El aura que lo rodeaba, en la que siempre rivalizaban el rojo y el azul en un precario equilibrio, ahora era de un vibrante rojo.
Cuando dejaron el bosque atrás, los cascos del caballo rompieron el silencio de la noche, al golpear contra el asfalto. Alana lo agradeció. Aquel mutismo estaba empezando a crisparle los nervios.
Al igual que la vez anterior, él la ayudó a bajar, cogiéndola por la cintura, pero en aquella ocasión no alargó el contacto más de lo necesario. Y por alguna razón inexplicable, aquello terminó de hundir su ánimo.
—Buenas noches —susurró con voz quebrada por el intento de contener las lágrimas que pugnaban por escapar de sus ojos y se giró para entrar en el patio del edificio.
—Alana.
Su voz la detuvo cuando estaba metiendo la llave en la cerradura. No se giró a mirarlo.
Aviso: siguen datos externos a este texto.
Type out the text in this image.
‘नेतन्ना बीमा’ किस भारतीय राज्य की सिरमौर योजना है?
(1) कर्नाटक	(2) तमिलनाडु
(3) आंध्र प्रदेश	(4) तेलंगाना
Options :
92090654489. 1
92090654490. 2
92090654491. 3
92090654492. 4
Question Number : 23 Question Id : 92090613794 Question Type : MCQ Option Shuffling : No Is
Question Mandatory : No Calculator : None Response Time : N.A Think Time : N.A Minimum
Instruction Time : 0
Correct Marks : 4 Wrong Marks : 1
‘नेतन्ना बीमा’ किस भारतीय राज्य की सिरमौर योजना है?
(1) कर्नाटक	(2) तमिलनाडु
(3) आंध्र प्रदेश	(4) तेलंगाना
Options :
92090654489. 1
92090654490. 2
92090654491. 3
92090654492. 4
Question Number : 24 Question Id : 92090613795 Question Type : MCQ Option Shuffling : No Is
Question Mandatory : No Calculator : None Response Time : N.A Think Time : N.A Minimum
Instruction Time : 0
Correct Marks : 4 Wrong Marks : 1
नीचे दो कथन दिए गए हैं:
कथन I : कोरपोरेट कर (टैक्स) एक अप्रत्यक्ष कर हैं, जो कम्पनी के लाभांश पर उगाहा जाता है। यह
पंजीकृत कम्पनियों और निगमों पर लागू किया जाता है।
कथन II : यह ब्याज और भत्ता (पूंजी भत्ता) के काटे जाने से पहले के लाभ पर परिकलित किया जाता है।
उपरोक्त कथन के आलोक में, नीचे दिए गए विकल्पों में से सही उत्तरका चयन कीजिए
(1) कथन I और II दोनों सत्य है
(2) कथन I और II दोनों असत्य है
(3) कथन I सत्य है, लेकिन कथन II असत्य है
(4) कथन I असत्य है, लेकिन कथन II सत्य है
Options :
No podía porque una lágrima escurridiza había eludido su contención y se deslizaba solitaria por su mejilla.
—Algún día me dirás el nombre del malnacido que te ha hecho tanto daño y disfrutaré destrozándolo con mis propias manos.
Cuando su mente procesó el significado de sus palabras, dio un respingo.
¡Qué equivocada había estado!
Lugh no estaba enfadado porque ella lo hubiera detenido, lo estaba porque había intuido la razón por la que lo había hecho.
Se giró hacia él, pero ya no estaba. Lugh y Albho habían desaparecido en cuestión de segundos.